Cytat:
Napisany przez andrzejj9
No sorry, ale co to za argument, że widzowie by tego nie zauważyli. Spalony albo jest, albo go nie ma, niezależnie, kto to widzi (no chyba, że sędzia..).
Ja akurat, mimo że specem od piłki nie jestem, od razu powiedziałem (przy powtórce) do znajomego, z którym oglądałem mecz, że jak dla mnie to był to spalony. Dopiero później komentatorzy zaczęli o tym rozmawiać. Czyli jednak było widać.
|
ta, a babcia ma wasy. spalony jest, wtedy kiedy zauwazy go sedzia. nie zauwazy to go nie ma, takie reguly byly i beda nadal, a skoro az tak martwisz sie tym "spalonym" to bylo glosno krzyczec podczas meczu z Niemcami. jakos wtedy malo kto o tym mowil, strzelili to strzelili i nie bylo juz nad czym plakac. bardzo niepokajaca jest sytuacja, nie kiedy sedzia czegos nie zauwazy, bo to jest dosc czeste (w tych mistrzostwach jeszcze niejden bedzie niezauwazony spalony), ale kiedy widzi to co chce zobaczyc jak bylo wlasnie z golem Maradony wbitym reka albo cyrkiem podczas mistrzostw w Korei.

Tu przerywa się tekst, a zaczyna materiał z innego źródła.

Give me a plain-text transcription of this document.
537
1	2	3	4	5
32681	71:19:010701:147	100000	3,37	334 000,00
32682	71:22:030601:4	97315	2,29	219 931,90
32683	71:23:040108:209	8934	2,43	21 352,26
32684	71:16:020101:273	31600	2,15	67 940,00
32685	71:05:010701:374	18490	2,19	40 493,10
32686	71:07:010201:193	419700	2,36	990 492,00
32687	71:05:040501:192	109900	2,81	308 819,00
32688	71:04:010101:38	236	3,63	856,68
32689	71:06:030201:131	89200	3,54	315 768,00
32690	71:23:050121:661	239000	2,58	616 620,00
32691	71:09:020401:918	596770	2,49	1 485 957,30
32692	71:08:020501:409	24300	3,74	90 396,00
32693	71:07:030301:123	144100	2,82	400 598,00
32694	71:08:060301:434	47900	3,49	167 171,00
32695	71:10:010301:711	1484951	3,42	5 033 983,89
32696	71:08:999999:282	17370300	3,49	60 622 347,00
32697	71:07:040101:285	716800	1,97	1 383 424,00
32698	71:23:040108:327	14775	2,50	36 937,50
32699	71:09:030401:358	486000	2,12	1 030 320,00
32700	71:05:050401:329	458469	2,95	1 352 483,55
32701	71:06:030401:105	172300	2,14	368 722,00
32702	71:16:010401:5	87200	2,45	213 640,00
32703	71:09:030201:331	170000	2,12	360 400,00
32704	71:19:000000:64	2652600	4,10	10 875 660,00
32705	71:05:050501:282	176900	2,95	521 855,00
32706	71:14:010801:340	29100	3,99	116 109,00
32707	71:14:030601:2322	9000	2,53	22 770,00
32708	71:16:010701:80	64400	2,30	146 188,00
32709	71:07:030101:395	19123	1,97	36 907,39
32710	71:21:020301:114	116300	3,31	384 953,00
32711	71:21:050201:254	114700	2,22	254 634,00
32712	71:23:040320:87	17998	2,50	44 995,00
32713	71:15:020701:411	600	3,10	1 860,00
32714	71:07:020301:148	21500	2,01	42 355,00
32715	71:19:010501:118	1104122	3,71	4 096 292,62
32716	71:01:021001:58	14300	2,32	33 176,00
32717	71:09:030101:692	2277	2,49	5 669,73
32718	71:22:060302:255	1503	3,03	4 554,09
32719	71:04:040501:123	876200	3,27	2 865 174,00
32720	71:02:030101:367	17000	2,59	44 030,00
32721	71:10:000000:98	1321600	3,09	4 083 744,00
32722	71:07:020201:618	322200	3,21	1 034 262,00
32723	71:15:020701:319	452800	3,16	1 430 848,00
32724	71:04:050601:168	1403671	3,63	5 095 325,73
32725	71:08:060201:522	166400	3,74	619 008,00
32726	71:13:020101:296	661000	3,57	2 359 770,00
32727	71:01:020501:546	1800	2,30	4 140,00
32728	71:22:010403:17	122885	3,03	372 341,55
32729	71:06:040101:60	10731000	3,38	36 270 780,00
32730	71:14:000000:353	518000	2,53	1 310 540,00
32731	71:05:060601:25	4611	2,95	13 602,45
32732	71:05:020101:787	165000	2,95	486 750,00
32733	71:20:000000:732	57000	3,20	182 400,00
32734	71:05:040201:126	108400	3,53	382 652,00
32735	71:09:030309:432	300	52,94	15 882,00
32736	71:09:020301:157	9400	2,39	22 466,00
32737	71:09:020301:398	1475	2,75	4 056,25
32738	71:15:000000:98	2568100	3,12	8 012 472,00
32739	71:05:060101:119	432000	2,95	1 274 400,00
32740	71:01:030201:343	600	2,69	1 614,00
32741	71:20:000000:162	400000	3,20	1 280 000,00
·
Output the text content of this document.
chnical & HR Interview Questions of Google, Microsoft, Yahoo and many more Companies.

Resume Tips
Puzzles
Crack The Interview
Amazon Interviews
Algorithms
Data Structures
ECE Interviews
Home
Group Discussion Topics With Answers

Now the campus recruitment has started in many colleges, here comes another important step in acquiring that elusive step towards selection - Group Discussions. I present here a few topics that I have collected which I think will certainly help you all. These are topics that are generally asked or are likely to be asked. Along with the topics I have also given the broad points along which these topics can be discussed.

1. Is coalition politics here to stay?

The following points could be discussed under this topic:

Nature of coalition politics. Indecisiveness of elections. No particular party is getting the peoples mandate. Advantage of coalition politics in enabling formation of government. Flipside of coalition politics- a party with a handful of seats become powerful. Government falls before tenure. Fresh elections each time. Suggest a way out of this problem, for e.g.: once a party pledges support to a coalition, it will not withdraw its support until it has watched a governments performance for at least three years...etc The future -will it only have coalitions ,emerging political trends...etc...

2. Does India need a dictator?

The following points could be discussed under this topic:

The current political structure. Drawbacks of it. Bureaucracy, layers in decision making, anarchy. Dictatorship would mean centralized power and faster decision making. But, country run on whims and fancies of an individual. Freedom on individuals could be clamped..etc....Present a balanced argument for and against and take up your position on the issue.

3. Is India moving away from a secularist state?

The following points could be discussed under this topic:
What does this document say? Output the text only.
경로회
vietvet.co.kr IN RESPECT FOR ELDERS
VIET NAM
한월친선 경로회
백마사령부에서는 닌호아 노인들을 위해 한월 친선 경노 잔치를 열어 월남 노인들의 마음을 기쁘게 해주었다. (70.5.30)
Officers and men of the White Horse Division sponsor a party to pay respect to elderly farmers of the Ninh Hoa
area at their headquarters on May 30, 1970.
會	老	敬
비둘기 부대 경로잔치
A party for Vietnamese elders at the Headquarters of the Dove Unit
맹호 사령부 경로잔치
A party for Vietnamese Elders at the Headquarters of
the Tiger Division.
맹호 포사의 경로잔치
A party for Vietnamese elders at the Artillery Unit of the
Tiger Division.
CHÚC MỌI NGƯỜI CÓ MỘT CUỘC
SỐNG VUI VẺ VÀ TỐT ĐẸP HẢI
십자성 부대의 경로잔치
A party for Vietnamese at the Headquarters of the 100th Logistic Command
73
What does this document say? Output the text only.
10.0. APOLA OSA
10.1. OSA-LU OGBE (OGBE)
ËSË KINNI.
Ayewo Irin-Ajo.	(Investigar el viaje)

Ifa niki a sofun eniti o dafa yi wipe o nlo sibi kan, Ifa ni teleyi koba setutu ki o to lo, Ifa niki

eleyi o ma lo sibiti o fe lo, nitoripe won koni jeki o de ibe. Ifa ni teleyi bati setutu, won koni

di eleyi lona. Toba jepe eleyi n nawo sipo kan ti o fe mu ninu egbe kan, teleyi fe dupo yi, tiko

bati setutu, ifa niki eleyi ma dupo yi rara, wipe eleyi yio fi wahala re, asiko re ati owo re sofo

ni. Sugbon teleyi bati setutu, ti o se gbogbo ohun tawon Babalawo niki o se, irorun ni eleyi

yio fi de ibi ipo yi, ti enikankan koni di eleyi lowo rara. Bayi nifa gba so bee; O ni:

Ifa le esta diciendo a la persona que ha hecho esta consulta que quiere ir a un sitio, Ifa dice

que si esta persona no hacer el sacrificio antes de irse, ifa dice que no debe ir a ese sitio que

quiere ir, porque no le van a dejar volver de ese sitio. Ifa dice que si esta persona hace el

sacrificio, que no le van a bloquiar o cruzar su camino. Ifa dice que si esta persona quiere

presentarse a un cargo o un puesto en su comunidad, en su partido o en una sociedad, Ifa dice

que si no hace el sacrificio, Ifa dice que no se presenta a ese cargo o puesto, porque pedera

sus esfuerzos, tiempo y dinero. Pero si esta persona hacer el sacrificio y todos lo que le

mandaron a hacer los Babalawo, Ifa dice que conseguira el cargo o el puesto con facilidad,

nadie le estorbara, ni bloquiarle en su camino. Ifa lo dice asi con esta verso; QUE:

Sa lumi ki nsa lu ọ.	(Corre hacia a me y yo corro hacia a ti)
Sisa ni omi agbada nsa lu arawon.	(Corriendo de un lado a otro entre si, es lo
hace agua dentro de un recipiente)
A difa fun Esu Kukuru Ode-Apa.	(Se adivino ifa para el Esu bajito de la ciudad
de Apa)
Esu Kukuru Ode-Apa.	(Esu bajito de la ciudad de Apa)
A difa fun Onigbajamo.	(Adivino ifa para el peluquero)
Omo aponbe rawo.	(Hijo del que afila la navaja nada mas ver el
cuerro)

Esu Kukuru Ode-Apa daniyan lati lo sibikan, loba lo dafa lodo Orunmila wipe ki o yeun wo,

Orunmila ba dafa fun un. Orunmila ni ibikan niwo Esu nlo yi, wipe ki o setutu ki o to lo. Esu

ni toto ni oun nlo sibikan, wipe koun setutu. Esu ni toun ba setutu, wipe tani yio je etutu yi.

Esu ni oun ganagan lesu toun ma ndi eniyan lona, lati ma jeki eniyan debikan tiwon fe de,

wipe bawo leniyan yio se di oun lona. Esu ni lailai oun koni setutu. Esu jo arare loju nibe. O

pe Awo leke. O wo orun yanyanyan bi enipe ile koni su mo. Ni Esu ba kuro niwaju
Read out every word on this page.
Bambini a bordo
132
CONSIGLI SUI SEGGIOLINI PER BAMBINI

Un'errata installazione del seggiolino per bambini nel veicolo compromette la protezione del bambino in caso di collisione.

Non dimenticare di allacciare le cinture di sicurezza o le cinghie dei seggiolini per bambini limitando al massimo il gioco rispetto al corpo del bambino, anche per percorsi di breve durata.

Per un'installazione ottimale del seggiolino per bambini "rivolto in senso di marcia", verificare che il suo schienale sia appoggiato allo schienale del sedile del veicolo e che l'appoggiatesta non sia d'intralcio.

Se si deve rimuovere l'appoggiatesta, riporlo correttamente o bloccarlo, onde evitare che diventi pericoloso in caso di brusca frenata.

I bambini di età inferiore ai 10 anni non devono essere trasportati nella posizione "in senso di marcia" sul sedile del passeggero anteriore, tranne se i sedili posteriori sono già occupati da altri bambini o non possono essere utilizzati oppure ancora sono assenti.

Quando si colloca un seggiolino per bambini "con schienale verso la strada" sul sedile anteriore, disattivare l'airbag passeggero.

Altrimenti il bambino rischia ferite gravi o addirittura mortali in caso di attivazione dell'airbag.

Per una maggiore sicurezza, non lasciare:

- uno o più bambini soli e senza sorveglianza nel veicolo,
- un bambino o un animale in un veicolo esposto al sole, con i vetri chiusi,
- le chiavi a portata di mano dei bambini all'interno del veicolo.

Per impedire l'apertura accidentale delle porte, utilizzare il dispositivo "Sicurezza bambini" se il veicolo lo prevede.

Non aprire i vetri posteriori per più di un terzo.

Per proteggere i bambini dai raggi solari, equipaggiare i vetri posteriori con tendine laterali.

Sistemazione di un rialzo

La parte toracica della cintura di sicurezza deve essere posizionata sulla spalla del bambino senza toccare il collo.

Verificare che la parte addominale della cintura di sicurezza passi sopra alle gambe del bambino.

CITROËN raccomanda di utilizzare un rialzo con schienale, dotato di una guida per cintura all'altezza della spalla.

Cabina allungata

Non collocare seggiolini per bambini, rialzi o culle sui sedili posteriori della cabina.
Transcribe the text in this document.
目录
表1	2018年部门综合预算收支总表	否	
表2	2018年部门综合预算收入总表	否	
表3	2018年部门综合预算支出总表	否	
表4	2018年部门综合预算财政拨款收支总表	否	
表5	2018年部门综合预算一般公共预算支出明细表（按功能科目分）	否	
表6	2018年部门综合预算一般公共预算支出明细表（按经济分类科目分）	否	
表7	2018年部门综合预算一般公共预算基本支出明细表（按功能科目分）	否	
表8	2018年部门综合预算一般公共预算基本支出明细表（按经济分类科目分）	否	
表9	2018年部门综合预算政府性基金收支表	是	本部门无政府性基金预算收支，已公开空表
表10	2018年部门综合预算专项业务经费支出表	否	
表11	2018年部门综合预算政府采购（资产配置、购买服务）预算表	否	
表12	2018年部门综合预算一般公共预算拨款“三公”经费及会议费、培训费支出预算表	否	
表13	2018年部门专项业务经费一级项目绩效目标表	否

troche smieszne jest, kiedy takie organizacje jak UEFA czy FIFA probuja ustalac reguly gry, a trzeba byc naiwnym, zeby wierzyc, iz nie ma tam korupcji. sposob ich funckjonowania, hierarchia stwarzaja idealne warunki dla korupcji, a aferki juz byly, ale szybko je tuszowano. o ilu nie wiemy?